My advice, as always is to either try and fix the relationship you are in or leave it. But don’t start another until you terminated the first. Emotional affairs taint the picture of the offended spouse. Phoning and texting a person is a far cry from a true relationship. Just a side question, other women flirt with him. Does he flirt back? Is it possible he is just playing with you? In order to improve your marriage you need to have a calm discussion with your husband about the drinking and how unhappy it is making you. Let him know the situation is serious and you are pondering leaving the marriage. Get him to abuse counseling and the two of you to marriage counseling. Pull out the stops and try to save the marriage. Most importantly and maybe the most difficult for you, stop all contact with XBF and concentrate on your marriage and family. Good luck.


----------



## Blanca (Jul 25, 2008)

There is a support group for alcoholics called AA. There's also a support group for family and friends of alcoholics called Al-anon. Welcome to Al-Anon and Alateen

Find a meeting in your area and start reading their books. It will help you.


----------



## christina (Oct 24, 2008)

All great advice. But I really really enjoy the talks with my ex BF he doesn't stress me out & he makes me happy. I have told the ex bf not to stop living i told him to date etc bcz of my situation it's not fair to expect him to sit around waiting for me to call. Now that this has been going on since aug of this year i'm starting to get jealous of it...but i know i can't do anything. My hub & I are on 2 different planets...I am sooooo unhappy.
If it weren't for the kids I would have been gone a while ago.
If I cut ties with ex Bf I'll be back to 100%depression...and i mean depression. I feel guilty about everything..but depression & wanting to sleep allg=day & eating 24/7 is not a happy place. Walk in my shoes plz.


----------



## Amplexor (Feb 13, 2008)

Relying on the XBF for your emotional wellbeing will only exacerbate the problems in the marriage. I do not discount the poor behavior of your husband, I am sure living like this is very difficult. If you are afraid you will fall into a depression if you cease contact I’d suggest you seek counsel for your self to deal with your personal and marital issues. Continuance of this relationship will only draw you further away and burden you with more guilt. You know where this is heading so now is the time to try and strengthen the marriage. Sorry, you’ve come here for advice. That’s mine.


----------



## christina (Oct 24, 2008)

Amplexor...everything you've said..i know is right. But my ex pops up into my life out of the blue ...after 20+ years at the only time in my life that i'm down in the dumps bigtime. I think that's a strange coincidence.
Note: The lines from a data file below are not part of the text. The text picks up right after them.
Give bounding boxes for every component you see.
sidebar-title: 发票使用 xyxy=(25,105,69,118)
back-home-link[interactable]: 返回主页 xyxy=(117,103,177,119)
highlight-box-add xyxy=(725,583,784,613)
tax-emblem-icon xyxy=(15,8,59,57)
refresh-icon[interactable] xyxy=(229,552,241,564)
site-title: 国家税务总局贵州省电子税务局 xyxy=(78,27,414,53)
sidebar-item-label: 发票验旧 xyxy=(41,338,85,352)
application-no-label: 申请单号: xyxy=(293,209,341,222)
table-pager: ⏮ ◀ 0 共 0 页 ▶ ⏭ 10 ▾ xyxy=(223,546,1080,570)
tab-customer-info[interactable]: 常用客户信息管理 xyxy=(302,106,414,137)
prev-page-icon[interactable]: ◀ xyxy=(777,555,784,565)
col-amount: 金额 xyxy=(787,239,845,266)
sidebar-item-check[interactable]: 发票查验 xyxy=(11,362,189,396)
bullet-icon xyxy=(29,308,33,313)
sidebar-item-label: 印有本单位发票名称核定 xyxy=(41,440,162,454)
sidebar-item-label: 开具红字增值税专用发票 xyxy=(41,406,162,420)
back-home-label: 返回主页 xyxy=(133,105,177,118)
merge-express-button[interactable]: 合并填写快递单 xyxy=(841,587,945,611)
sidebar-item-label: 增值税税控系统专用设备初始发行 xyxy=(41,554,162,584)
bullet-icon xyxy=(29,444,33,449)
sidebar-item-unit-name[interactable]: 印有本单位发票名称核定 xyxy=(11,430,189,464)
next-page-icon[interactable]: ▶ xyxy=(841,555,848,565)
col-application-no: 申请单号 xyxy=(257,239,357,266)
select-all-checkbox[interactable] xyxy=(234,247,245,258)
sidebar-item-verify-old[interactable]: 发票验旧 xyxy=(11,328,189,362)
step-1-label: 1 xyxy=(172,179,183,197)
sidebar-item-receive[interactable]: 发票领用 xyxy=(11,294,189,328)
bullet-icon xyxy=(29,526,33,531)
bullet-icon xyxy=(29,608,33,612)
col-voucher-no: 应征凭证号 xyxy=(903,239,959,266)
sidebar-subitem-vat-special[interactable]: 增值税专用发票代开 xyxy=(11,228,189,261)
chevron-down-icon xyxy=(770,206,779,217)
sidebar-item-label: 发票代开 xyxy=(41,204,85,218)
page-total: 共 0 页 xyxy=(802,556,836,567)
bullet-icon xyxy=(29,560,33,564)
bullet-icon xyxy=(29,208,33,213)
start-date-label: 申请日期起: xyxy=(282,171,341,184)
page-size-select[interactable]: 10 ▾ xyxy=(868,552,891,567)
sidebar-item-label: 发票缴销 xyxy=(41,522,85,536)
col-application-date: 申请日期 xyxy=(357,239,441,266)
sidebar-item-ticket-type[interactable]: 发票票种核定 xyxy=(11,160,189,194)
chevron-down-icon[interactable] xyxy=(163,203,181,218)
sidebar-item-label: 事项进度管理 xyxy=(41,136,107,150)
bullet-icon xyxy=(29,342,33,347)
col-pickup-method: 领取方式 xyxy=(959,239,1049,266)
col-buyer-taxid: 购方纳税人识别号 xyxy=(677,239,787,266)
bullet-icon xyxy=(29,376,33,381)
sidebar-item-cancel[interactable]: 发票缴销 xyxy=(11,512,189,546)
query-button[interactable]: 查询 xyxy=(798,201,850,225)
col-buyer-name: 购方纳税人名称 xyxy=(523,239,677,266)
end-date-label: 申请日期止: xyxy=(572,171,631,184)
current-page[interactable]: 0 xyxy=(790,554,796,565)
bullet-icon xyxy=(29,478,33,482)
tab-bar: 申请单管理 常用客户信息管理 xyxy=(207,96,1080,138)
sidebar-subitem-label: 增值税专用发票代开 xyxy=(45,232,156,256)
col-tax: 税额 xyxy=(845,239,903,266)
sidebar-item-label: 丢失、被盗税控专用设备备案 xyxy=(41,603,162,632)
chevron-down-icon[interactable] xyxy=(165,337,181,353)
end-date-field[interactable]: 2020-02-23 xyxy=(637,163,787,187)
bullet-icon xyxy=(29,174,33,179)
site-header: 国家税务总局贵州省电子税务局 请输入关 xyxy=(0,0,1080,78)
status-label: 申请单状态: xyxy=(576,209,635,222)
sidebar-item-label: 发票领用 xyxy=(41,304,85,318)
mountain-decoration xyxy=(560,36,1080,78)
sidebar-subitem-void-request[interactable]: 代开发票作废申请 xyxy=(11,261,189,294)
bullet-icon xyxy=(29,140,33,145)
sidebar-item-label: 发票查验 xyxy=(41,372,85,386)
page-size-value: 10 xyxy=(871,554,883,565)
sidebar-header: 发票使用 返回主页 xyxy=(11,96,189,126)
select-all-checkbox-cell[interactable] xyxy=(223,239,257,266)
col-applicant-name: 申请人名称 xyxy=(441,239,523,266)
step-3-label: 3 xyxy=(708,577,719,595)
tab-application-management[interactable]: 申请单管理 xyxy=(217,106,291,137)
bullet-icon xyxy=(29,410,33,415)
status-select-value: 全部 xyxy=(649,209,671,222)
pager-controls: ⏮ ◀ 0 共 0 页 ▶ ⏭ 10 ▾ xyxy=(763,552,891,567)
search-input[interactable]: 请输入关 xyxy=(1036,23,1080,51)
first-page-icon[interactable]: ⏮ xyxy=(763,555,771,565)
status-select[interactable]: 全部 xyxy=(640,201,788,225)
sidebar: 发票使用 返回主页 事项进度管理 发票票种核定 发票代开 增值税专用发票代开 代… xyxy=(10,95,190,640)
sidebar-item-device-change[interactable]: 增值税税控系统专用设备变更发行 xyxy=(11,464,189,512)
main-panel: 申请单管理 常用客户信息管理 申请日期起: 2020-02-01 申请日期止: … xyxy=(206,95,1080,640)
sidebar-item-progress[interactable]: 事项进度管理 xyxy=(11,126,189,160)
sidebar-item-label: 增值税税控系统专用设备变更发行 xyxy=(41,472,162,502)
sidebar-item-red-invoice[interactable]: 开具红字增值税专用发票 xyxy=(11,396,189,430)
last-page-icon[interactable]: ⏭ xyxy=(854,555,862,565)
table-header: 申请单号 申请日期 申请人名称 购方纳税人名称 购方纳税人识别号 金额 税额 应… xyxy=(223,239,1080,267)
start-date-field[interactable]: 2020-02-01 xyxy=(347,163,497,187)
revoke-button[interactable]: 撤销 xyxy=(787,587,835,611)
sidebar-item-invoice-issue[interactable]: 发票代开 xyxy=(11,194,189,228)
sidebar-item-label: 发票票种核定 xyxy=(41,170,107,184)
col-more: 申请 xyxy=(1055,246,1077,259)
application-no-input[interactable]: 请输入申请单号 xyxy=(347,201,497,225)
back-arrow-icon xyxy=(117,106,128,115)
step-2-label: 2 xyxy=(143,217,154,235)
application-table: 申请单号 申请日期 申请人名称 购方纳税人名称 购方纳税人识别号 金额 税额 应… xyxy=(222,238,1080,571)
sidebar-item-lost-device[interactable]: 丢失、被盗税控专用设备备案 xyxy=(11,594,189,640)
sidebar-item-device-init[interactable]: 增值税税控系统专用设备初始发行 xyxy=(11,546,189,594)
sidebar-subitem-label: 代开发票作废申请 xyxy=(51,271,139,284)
If he would have contacted me a year ago i would have been like hello & good bye. But he "showed up" when I needed him most. He is truly a wonderful person. Plus my hub & i have been drifftng apart a little at atime b4 the drinking & craziness.
*Can't people fall out of love??* I totally apprectiate your in put. Are u male or female..just to see where the advice is coming?


----------



## Amplexor (Feb 13, 2008)

I am a husband in a marriage trying to recover from my wife’s emotional affair. I am very familiar with how damaging an EA can be. Our struggle to fully recover our marriage is now at 18months. We’ve been married 22 years. Ten years ago the only other woman I had ever loved “popped back” into communications with me. I knew I still had some feelings for her and we emailed a few times. She stopped at my house once to see me and meet my wife. A few days later told me her marriage was in trouble and she was “fishing.” We both used that opportunity to gain closure on the relationship.. I’ve not heard from her since nor tried to contact her.


----------



## voivod (Aug 7, 2008)

problem one: husband drinks. whether it's really a problem or not, it is. you will always have that as an excuse to carry on with...

problem two: emotional affair.

problem one is hubby's problem to cure. he will if given a stern enough set of consequences. make it hurt him if he doesn't get help for the drinking.

problem two is YOUR problem. break it off. no contact. regardless of how hubby handles his drinking problem.

now you're both working on YOUR OWN problems/issues. now you can proceed with healing the marriage.

good luck.


----------



## *Aceso* (Oct 25, 2008)

^
^
^
I agree with the last post 100%. And I think emotional affairs are worse then just purely physical one (still bad). It means you are connecting ona deeper level. That's one thing I could never forgive.


----------